Print the confusion matrix and classification accuracy for the testing data.

In [29]:
data_augmented = scipy.sparse.vstack((data, new_data))
labels_augmented = ... # your code goes here


(3) Repeat the above process 6 times, repeating the random train-test split. For each of the 5 classes, print out its averaged testing accuracy. Comment on your classifier's performance in your report. What are the consequences of having no training data and limited training data for the 'sports' class?

(4) Self-learn the concepts of zero-shot learning and few-shot learning. In your report, link these concepts to the experiments you've just performed. Is your model performing zero- or few-shot learning? Explain your reasoning.

## 5. Result Analysis (4 Marks in Total)

### Analysis 1 (2 Marks, Normal)

Choose a training-testing trial in Experiment 2 for $k=1$. Observe the testing error of this 1-NN, and estimate the interval where its true error lies with 90% probability.
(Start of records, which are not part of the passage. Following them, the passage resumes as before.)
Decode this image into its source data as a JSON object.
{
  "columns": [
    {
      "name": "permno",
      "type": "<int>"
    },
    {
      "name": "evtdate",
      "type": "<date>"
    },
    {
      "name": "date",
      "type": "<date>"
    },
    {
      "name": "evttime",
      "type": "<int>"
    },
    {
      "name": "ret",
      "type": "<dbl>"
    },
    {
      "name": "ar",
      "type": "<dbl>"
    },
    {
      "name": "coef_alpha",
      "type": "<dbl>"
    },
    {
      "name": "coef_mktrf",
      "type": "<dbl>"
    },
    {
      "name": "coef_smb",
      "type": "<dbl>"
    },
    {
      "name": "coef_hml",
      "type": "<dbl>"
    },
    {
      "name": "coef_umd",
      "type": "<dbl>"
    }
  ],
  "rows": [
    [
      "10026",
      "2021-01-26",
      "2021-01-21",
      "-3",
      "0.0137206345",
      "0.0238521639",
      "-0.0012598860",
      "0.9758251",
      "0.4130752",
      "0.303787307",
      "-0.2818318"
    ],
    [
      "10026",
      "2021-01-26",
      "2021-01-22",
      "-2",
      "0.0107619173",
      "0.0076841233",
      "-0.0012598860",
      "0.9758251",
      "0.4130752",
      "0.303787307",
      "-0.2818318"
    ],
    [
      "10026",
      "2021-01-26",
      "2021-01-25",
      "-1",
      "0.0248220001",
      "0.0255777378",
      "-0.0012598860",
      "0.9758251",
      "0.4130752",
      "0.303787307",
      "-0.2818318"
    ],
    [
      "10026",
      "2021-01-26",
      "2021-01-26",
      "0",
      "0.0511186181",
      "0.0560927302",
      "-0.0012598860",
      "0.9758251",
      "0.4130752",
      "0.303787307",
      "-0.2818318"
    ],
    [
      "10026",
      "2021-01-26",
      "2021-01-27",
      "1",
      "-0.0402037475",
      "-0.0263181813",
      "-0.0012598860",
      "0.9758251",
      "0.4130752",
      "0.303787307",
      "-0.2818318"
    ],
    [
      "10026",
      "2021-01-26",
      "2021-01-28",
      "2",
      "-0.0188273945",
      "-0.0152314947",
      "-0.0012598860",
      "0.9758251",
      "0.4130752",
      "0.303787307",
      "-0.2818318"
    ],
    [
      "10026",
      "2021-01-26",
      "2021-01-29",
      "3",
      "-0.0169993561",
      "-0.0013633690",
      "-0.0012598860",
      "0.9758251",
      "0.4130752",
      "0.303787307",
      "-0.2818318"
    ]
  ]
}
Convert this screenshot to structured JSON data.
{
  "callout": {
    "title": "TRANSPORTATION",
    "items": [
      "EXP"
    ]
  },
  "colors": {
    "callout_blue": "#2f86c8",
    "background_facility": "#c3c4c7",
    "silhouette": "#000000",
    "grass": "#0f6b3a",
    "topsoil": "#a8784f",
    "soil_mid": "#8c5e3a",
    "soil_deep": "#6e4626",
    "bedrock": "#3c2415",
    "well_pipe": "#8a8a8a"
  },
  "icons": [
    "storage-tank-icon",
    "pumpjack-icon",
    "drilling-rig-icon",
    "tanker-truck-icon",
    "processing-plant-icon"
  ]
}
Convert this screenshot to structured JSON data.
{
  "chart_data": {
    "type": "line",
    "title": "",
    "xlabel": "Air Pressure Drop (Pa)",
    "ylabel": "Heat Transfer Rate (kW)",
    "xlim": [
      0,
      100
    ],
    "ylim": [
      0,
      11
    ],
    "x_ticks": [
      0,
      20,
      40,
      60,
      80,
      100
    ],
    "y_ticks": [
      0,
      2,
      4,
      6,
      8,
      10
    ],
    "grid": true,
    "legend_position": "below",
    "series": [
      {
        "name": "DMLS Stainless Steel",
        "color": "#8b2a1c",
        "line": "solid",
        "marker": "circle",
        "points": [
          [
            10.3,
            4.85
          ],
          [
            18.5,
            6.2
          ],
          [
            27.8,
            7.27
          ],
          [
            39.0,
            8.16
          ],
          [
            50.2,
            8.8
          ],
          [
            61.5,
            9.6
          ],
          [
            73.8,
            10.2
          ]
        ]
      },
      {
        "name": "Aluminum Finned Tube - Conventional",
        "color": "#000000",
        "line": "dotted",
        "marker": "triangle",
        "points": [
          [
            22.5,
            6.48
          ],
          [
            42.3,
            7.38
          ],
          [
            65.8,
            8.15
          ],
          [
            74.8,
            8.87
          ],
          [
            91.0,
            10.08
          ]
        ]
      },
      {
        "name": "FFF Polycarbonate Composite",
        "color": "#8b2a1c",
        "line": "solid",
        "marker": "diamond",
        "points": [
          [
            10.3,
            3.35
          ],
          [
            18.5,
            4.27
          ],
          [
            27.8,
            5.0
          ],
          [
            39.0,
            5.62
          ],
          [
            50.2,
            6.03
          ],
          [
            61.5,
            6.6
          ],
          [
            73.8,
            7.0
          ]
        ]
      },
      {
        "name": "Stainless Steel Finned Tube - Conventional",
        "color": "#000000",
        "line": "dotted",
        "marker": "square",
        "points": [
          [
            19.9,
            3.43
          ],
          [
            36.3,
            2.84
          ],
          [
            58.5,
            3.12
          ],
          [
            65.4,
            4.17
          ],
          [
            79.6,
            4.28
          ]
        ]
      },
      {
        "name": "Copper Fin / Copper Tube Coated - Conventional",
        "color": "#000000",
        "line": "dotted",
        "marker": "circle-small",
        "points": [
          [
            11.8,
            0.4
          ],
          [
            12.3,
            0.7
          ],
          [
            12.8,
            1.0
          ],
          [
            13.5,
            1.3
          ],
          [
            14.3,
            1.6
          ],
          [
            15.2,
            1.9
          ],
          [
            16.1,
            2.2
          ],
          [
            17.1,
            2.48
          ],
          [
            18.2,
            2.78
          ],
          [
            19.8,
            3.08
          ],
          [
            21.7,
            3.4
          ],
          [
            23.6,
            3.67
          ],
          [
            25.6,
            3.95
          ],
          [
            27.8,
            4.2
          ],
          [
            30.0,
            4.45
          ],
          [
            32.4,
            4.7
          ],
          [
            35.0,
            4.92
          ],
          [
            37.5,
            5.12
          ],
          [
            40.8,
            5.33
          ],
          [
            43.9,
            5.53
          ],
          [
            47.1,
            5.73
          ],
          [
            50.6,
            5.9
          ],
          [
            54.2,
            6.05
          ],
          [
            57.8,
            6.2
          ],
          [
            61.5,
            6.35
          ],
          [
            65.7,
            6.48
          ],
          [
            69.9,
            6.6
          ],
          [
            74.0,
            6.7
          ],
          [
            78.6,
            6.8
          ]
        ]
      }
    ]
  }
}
Explain in your report how you compute it.

In [8]:
# You may write your calculations in LateX or in code here


### Analysis 2 (2 Marks, Normal)

The following function Get_p_value() is provided to obtain $p$ according to ${z}_{p}$. Use this function to perform Analysis 2.

In [34]:
# run this cell first

def Get_p_value(zp):
return round(1 - scipy.stats.norm.sf(abs(zp))*2,2)

In [35]:
# Use this cell to compare the output value of function Get_p_value with
# the table provided in your lecture notes (e.g., Slide 12, Chapter3C.pdf)

print('zp = 0.67, p = ', Get_p_value(0.67))
print('zp = 1, p = ', Get_p_value(1))
print('zp = 1.64, p = ', Get_p_value(1.64))
print('zp = 2.58, p = ', Get_p_value(2.58))
print()

# you can alert the input zp value and re-run this cell to help you to calculate the corresponding p.
print('p = ', Get_p_value(0.43))

# you can change 0.43 to any zp value you obtained.

zp = 0.67, p =  0.5
zp = 1, p =  0.68
zp = 1.64, p =  0.9
zp = 2.58, p =  0.99

p =  0.33


Choose a training-testing trial in Experiment 2 for k=45. Observe the testing error of this 45-NN. Compare it with the 1-NN in Analysis 1. Which one has higher testing sample error? Estimate the probability that it also has higher true error. Explain your answer and how you compute it in the report.

## 6. Hyperparameter Selection (4 Marks, Normal)

Use your k-NN function with cosine distance. Design an appropriate and complete machine learning experiment, which should include the training, hyper-parameter selection and evaluation stages. In this case, your hyperparameter will be $k$. You can choose from the random subsampling, k-fold CV and LOO approaches for hyperparameter selection. In order to get 4 marks, you should implement this from scrach without using readily implemented data-split functions provided in existing libraries. If you decide to use existing implementation on data splitting, model selection and/or evaluation, you can get at most 2 marks.

Explain in the report your strategy for splitting the data, and the design of your chosen hyperparameter selection method. Present your results and chosen value of $k$. Why is it important to split the data into train, test, and validation sets in machine learning experiments?